Wednesday, June 22, 2011

An Idle Experiment

I exchanged an email with Dan Baker (aka Spartan Dan) in which we discussed how to measure performance for predictors.  He pointed me towards this posting where Ken Pomeroy looks at performance broken down into "bands" of predicted win percentages.  That's an interesting way of looking at the data, although it's only applicable to rating systems that predict a winning percentage (like Bradley-Terry).  I've done similar sorts of analysis in the past, and this spurred me to repeat some of those experiments.

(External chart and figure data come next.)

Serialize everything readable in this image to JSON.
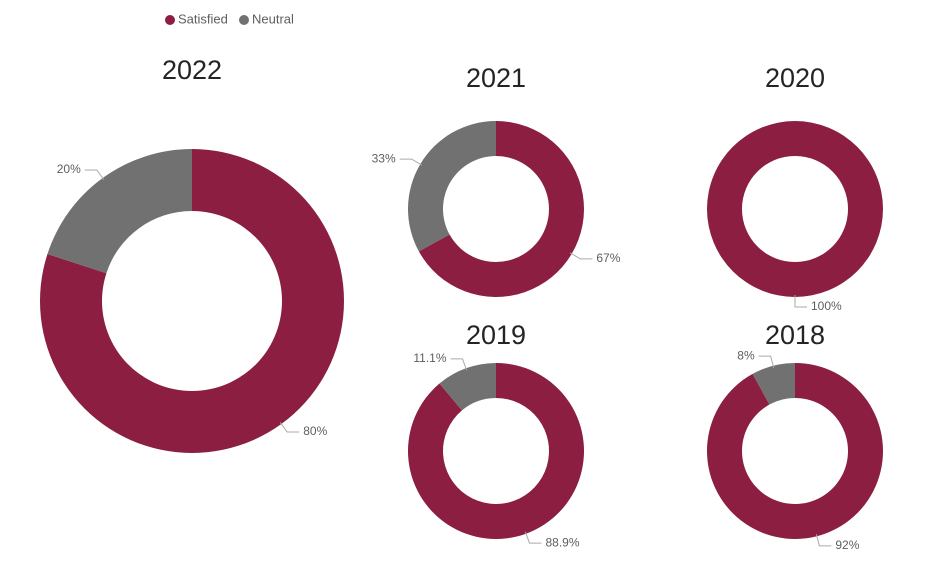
{
  "legend": {
    "items": [
      {
        "name": "Satisfied",
        "color": "#8b1e41"
      },
      {
        "name": "Neutral",
        "color": "#717171"
      }
    ]
  },
  "chart_data": [
    {
      "type": "donut",
      "title": "2022",
      "values": [
        80,
        20
      ],
      "value_labels": [
        "80%",
        "20%"
      ]
    },
    {
      "type": "donut",
      "title": "2021",
      "values": [
        67,
        33
      ],
      "value_labels": [
        "67%",
        "33%"
      ]
    },
    {
      "type": "donut",
      "title": "2020",
      "values": [
        100
      ],
      "value_labels": [
        "100%"
      ]
    },
    {
      "type": "donut",
      "title": "2019",
      "values": [
        88.9,
        11.1
      ],
      "value_labels": [
        "88.9%",
        "11.1%"
      ]
    },
    {
      "type": "donut",
      "title": "2018",
      "values": [
        92,
        8
      ],
      "value_labels": [
        "92%",
        "8%"
      ]
    }
  ]
}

I generated the usual test data for the TrueSkill rating system, but instead of testing against the whole data set, I filtered down to certain subsets.  (I also changed the parameters of the cross-validation slightly because some of the subsets are relatively small -- that's why the performance on the entire data set doesn't match the previous version.)  In the first experiment, I created subsets where the difference between the TrueSkill ratings for the home team and the away team was either greater than 40, less than -40, or in-between.  (This roughly corresponds to predicting a ten point win by the home team, a ten point win by the away team, or somewhere in-between.)  Here are the results for those subsets (as well as the results for the whole data set for comparison):

  Predictor    % Correct    MOV Error  
TrueSkill 73.4%10.96
Delta TS > 4095.7%11.60
Delta TS < 40 && > -4068.9%10.85
Delta TS < -40 79.3%10.71

There are a number of interesting results here.  First, home teams with a big ratings advantage rarely lose and we consequently have a very good winning percentage for those games.  However, our MOV Error is at its worst.  This might be because of blowouts, or more volatility in these games.  Second, our prediction rate in "close" games is very poor -- only slightly better than our naive 1-bit predictor (although it would presumably do worse on this subset).  However, our MOV Error is pretty good -- probably because it's an absolute measure, and close games are likely to have a tighter MOV spread.  Finally, we do a lot worse predicting games where the away team has the big advantage.  We (essentially) predict all wins by the away team, but in reality the home team manages to win more than 20% of those games.

Recall that we use linear regression to create an equation that predicts the MOV.  That equation looks something like this:

MOV = Hc * (Home Team's TrueSkill Rating) + Ac * (Away Team's TrueSkill Rating) + C
We can give some intuitive (if not perhaps completely correct) meanings to these coefficients.  C represents the "Home Court Advantage" -- it is the bonus (if positive) the home team gets for playing at home.  The ratio of Hc to Ac represents the relative advantage (or disadvantage) the home team has over the away team.

So let's compare the coefficients produced for each of the subsets:

  Predictor  Hc   Ac 
TrueSkill 0.249-0.2383.48
Delta TS > 400.249-0.2513.77
Delta TS < 40 && > -400.250-0.2353.29
Delta TS < -40 0.148-0.164-0.373

The first interesting thing that jumps out is the equation for big home underdogs, which is quite different from the other three.  In particular, if we think of C as the Home Court Advantage, it completely disappears when the home team is a big underdog.  Even worse for the home team, this is the subset where their relative advantage (Hc to Ac) is at its worst.  But somehow the home team manages to win 20% of these games! There's probably something interesting to be found in that anomaly...  Another interesting thing to note is that when home teams are big favorites, they actually slightly underplay their strength (relative to the away team) although this is somewhat compensated by a greater HCA.

This is far from a rigorous experiment, but it does illustrate that the overall performance of our model can obscure radically different performance on included subsets.  It also suggests that we might want to build our predictor to use different models (or entirely different approaches) for different subsets of the data.  (But interestingly, the "sum" of the three subset models actually slightly under-performs the single overall model.  So maybe this intuition is wrong!)  In particular, it might be worthwhile to start tracking the performance of our candidate models for "close games", since that's clearly the place where significant performance gains can be had.